Travestido
de estiloso e moderno, por trazer pseudoinovações (Guimarães Rosa foi bem mais
eficiente, já que usar só caixa baixa não é exatamente um grande achado
estilístico), o livro “o remorso de baltazar serapião”, de Valter Hugo Mãe, é
um culto à misoginia. O autor tenta disfarçar o intento, ao mostrar a vida como
dura e sem sentido para todos os personagens, mas o prazer com que descreve (em
primeira pessoa, através de seu bronco personagem) os atributos físicos,
fisiológicos e intelectuais femininos da forma mais torpe que já vi na
literatura é inegável (nem Nelson Rodrigues conseguiu chegar perto, coitado!).
O livro é
premiado e elogiado por Saramago etc., mas curiosamente não encontrei uma
resenha sequer escrita por mulher. Todos os elogios citam a misoginia do texto,
mas parecem ter caído na armadilha de ser esta mais uma das dores do mundo e
não “A” fonte de inspiração do livro, cuja centralidade na vaca não deixa
dúvidas. Um exemplo, que parece chegar perto da questão, é a crítica de Sérgio
Rodrigues, que conclui:
“(...) o
remorso de baltazar serapião se torna mais forte e mais incômodo quando a
misoginia visceral do mundo que retrata, exposta com brutalidade na paulatina
subtração física a que os maridos submetem as mulheres, parece se infiltrar no
tecido narrativo. Ao perder a voz, aquela voz feminina que “vinha das caldeiras
fundas onde só o diabo e gente a arder tinham destino”, como anuncia o narrador
já na primeira frase, a mulher finalmente se entrega ao amor do homem. É tarde:
tudo já deu em nada, a humanidade perdeu. De pé só resta Sarga, a vaca, com sua
inútil compaixão.”
A misoginia é constante na história da humanidade. Ela
está presente na bíblia judaica e em cartinhas do Novo Testamento (apenas Jesus
Cristo parece não ter comungado dela), e se perpetua através dos tempos nos
cintos de castidade, mutilações de clitóris, burcas, prostituição e afins. Ela
compraz os homens desde que o mundo é mundo.

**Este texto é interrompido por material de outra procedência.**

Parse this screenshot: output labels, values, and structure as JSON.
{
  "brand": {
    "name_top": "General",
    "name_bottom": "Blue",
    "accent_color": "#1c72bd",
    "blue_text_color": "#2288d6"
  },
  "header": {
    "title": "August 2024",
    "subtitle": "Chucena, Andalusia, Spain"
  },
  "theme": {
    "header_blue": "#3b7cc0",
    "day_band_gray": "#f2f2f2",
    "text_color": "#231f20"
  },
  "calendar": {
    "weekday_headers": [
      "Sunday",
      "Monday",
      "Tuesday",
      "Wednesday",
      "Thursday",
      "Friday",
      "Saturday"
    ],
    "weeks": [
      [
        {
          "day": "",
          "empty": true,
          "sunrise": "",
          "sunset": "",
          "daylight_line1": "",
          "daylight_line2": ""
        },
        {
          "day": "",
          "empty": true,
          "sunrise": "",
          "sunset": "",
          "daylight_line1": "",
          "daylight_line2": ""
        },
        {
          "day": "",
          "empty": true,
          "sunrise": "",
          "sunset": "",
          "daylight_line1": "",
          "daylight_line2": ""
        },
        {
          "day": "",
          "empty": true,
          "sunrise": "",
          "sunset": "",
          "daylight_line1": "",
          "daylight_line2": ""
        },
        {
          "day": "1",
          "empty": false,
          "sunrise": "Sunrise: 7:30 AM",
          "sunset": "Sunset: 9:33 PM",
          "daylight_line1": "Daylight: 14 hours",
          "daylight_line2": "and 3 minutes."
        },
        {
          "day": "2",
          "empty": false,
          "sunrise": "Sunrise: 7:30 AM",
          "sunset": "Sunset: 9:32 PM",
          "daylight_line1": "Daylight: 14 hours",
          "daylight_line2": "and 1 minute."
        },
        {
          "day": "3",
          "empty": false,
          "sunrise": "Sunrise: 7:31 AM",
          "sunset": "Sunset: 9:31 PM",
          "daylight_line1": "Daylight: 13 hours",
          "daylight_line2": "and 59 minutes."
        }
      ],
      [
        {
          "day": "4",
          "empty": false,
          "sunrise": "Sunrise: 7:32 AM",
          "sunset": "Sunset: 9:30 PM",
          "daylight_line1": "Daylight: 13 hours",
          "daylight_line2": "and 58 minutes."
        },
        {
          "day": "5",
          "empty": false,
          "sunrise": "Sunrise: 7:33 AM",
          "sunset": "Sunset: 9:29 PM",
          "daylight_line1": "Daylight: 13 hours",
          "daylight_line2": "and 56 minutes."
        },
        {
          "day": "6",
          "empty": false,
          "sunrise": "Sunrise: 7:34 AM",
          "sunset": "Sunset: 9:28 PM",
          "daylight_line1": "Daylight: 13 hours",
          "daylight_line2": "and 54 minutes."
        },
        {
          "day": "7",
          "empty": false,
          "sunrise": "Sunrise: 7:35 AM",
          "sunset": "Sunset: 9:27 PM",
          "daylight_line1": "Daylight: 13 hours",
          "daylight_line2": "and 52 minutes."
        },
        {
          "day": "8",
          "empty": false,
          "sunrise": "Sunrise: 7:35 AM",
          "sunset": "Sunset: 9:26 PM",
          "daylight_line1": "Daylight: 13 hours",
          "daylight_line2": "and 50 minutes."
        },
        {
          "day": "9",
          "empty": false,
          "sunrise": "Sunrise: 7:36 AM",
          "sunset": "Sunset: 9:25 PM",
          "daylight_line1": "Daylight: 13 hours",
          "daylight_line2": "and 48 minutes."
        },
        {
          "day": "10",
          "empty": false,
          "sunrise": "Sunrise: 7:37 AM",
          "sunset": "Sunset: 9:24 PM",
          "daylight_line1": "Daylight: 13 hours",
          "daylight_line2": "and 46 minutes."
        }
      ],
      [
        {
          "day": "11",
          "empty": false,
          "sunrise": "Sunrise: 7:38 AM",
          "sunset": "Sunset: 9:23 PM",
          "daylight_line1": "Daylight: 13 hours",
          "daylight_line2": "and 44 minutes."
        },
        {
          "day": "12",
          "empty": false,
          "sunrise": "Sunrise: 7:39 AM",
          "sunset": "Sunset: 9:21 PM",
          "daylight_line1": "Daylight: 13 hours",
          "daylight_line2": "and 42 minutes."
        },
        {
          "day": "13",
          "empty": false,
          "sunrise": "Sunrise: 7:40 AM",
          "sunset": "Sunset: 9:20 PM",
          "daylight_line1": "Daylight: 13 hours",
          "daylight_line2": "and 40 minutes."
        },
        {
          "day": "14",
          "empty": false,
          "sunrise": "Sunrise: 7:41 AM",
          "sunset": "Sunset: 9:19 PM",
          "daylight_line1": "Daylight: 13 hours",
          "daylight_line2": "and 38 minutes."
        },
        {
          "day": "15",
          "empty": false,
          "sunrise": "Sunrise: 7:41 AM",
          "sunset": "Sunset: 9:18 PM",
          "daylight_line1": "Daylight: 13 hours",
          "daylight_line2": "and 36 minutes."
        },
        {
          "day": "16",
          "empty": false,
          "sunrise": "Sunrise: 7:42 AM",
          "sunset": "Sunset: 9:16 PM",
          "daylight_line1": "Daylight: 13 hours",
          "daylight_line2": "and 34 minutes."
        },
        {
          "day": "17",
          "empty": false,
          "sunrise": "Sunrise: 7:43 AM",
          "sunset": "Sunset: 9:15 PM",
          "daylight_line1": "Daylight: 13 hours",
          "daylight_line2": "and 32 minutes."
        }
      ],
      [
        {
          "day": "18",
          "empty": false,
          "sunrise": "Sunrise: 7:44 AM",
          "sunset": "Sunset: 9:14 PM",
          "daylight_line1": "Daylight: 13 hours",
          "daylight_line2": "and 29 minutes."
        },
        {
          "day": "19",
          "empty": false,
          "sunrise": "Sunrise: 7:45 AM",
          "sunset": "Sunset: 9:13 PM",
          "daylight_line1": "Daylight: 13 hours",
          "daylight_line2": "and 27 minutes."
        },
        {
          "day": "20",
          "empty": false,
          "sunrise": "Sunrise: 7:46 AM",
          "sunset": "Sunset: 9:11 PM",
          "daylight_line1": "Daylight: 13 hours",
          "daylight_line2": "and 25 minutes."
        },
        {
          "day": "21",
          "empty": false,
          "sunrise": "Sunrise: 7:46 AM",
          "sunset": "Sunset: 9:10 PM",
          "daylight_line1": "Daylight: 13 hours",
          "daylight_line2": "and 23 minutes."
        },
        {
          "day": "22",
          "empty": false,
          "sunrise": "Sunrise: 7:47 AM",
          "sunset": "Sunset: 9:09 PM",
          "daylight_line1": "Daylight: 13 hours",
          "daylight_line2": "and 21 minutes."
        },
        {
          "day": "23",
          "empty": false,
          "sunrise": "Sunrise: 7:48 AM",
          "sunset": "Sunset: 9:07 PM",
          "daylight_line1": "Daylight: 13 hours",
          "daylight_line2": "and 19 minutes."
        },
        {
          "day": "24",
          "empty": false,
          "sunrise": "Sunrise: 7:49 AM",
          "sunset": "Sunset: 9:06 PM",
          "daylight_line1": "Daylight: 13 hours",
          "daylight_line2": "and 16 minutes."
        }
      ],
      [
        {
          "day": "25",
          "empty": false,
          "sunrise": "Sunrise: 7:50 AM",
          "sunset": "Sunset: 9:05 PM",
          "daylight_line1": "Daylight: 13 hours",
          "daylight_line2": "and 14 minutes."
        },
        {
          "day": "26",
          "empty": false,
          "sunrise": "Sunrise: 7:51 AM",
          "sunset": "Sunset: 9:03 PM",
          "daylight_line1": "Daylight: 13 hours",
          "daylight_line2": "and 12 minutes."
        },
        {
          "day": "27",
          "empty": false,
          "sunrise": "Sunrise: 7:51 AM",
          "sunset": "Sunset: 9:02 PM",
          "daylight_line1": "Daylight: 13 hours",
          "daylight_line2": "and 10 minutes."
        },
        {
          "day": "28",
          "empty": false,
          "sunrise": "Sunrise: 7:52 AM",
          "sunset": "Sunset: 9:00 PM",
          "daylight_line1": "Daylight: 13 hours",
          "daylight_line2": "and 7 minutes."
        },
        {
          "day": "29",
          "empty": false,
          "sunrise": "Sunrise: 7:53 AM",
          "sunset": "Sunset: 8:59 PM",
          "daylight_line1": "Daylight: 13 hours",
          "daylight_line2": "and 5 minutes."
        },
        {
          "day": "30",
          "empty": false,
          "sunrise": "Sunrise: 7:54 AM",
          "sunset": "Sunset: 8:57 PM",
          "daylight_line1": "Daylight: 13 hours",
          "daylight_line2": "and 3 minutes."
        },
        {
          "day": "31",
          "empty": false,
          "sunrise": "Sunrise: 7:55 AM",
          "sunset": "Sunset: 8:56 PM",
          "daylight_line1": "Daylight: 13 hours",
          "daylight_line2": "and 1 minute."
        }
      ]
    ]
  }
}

Isso por si só já é um grande problema, mas poderia ser aos
poucos extirpado se a outra metade da humanidade (que na verdade é a maioria –
só no Brasil somos 6 milhões a mais) não compactuasse voluntária e contentemente com ele. Acredito que isso
pode não ter sido sempre verdade (e ainda não o seja para todas as culturas),
mas é fato inequívoco na sociedade Ocidental. Vejamos.
Somos menores (parece que 15% na média) e mais fracas
fisicamente do que os homens. Só aí, já há uma desvantagem enorme, que fez ao
longo de milênios as mulheres se sujeitarem a machos que as defendessem e
sustentassem (essa vantagem competitiva do sexo masculino foi fundamental na
hora de caçar mamutes ou carregar a cria e pertences em longas caminhadas –
lembrem-se, que a cada passo dado por um homem, uma mulher dá praticamente 1,5
– façam as contas no final de um dia caminhando quilômetros e quilômetros...).
Essa relação de poder se perpetua no tempo através de
religião e força (vide Oriente Médio, regimes tribais africanos). Mas não é o
que acontece no Ocidente, onde as mulheres finalmente se rebelaram, queimaram
seus sutiãs (espartilhos? cintos de castidade?), ganharam o direito de eleger e
de mandar (temos aqui mesmo a terceira mulher mais poderosa do mundo – estaria
ela também na lista dos humanos mais poderosos?) e de fazer sexo com quem
quiserem (viva a pílula!). No entanto, estamos, de livre e espontânea vontade,
ficando apenas com a pior parte dessas conquistas.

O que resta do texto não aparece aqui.